An ember ignited in Decker’s brain—a familiar profile. He said, “You said he was hard to read. What did you mean by that?”
Kathy thought a moment. “Chris is very … even-tempered. A trait like that stands out when you’re dealing with a thousand hormonally imbalanced adolescents.”
Decker said, “More adult than the rest of the kids?”
Kathy nodded. “Yes.”
Gordon suddenly spoke up. “Kathy, isn’t Christopher an emancipated minor?”
“I think he’s eighteen now, Sheldon.”
“But he came in as an emancipated minor,” Gordon said. “I remember that clearly. Despite all the divorce and broken homes, very few kids have their own apartments.”
Bingo! In his notepad, Decker wrote: WHITMAN, CHRIS. NARC? CALL VICE. “So Christopher Whitman has his own place?”

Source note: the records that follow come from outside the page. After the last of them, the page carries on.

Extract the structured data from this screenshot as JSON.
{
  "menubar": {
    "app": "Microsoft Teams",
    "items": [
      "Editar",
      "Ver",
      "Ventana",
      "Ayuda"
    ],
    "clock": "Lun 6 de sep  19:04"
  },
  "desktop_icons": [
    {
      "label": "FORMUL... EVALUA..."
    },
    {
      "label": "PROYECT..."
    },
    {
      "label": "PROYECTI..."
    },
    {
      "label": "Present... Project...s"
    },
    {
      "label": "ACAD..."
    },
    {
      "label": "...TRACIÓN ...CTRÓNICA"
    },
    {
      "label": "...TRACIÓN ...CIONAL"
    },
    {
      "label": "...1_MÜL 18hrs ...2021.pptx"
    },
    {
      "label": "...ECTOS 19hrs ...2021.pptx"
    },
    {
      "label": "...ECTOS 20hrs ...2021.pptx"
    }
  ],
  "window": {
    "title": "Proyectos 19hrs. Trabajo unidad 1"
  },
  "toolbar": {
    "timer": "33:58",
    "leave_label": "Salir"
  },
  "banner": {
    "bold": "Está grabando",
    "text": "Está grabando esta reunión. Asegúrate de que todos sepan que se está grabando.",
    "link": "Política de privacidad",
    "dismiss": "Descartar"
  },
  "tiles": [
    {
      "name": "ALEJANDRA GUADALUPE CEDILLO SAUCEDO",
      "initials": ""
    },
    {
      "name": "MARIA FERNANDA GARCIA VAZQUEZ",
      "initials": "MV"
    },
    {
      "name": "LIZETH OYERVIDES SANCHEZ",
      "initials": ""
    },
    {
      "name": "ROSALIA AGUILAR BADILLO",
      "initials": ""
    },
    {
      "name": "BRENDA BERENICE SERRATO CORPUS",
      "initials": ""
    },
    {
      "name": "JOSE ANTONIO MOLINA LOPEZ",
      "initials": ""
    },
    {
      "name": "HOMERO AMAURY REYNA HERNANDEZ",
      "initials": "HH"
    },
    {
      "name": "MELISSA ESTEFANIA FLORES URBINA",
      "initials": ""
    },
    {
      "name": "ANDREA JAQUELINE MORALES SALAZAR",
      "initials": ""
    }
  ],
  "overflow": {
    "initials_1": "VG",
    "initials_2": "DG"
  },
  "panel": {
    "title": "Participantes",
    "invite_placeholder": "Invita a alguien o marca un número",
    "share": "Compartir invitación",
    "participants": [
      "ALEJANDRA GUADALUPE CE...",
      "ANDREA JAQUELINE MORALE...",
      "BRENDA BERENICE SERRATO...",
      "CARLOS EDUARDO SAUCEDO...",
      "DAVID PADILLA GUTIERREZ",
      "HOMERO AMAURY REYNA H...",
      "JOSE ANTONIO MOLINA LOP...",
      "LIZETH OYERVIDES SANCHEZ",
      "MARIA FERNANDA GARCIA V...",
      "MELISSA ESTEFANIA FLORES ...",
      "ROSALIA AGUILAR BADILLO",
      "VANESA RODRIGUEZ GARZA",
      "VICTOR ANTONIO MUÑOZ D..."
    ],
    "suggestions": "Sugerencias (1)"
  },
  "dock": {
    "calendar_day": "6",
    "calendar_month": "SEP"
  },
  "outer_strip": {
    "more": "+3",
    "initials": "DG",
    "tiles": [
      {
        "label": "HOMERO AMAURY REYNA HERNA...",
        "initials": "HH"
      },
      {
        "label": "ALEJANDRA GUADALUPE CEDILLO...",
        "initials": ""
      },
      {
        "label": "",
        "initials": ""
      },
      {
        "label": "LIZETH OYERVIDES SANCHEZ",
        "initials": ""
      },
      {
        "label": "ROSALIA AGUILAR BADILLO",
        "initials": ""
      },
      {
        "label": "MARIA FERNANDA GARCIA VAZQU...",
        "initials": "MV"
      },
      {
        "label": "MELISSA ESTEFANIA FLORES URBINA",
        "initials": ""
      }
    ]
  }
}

“I believe he does,” Gordon said.
“Is he a druggie?” Decker asked.
Gordon looked at Kathy. She said, “I don’t recall him ever getting busted, but he hangs out in the druggie crowd.”
“But as far as you know, he isn’t a user.”
“As far as I know, yes.”
“And you saw him with Cheryl at the prom last night,” Decker said.
“Yes. I couldn’t swear he came with her. But he and Cheryl were hanging out together.”
“And she looked sad. Any idea why?”
Kathy shook her head no.
Decker was quiet. According to Jay Craine, the coroner, Cheryl was probably pregnant. If Chris Whitman, her supposed boyfriend, was a narcotics officer and knocked her up, he’d be finished as a cop.
Talk about motivation for murder.
“I’ll need Chris Whitman’s address,” he said. “Cheryl’s address as well. I’ll also want all the addresses of her friends—male and female.”
Gordon looked at Kathy. She stood up. “I’ll pull those for you right now.”
“I’d like to come with you,” Decker said. “Take a look at Whitman’s transcript.”
Kathy eyed Gordon. He waved his hand. “Let him see it.”
Decker followed Kathy into the registration room—a long, cavernous hall filled with banks of metal files. She went to an area marked CURRENTS, sifted through the ws and pulled out Whitman’s file.
“Here you go.”
Decker studied the particulars. According to the files, Whitman was almost nineteen—old for a high school student. He had transferred as a junior from St. Matthews High in Long Island, New York. All that was listed from his prior education was about a year’s worth of mediocre grades. Nothing written in the space reserved for PARENT OR GUARDIAN. Though he had provided the school with his current address and phone number, there was no emergency listing. He showed the papers to the girls’ vice principal.
“The vitals are incomplete.”
Kathy took the transcript. “He came as a junior, mid-semester. Sometimes the schools just send a partial. The rest of the transcripts usually follow.”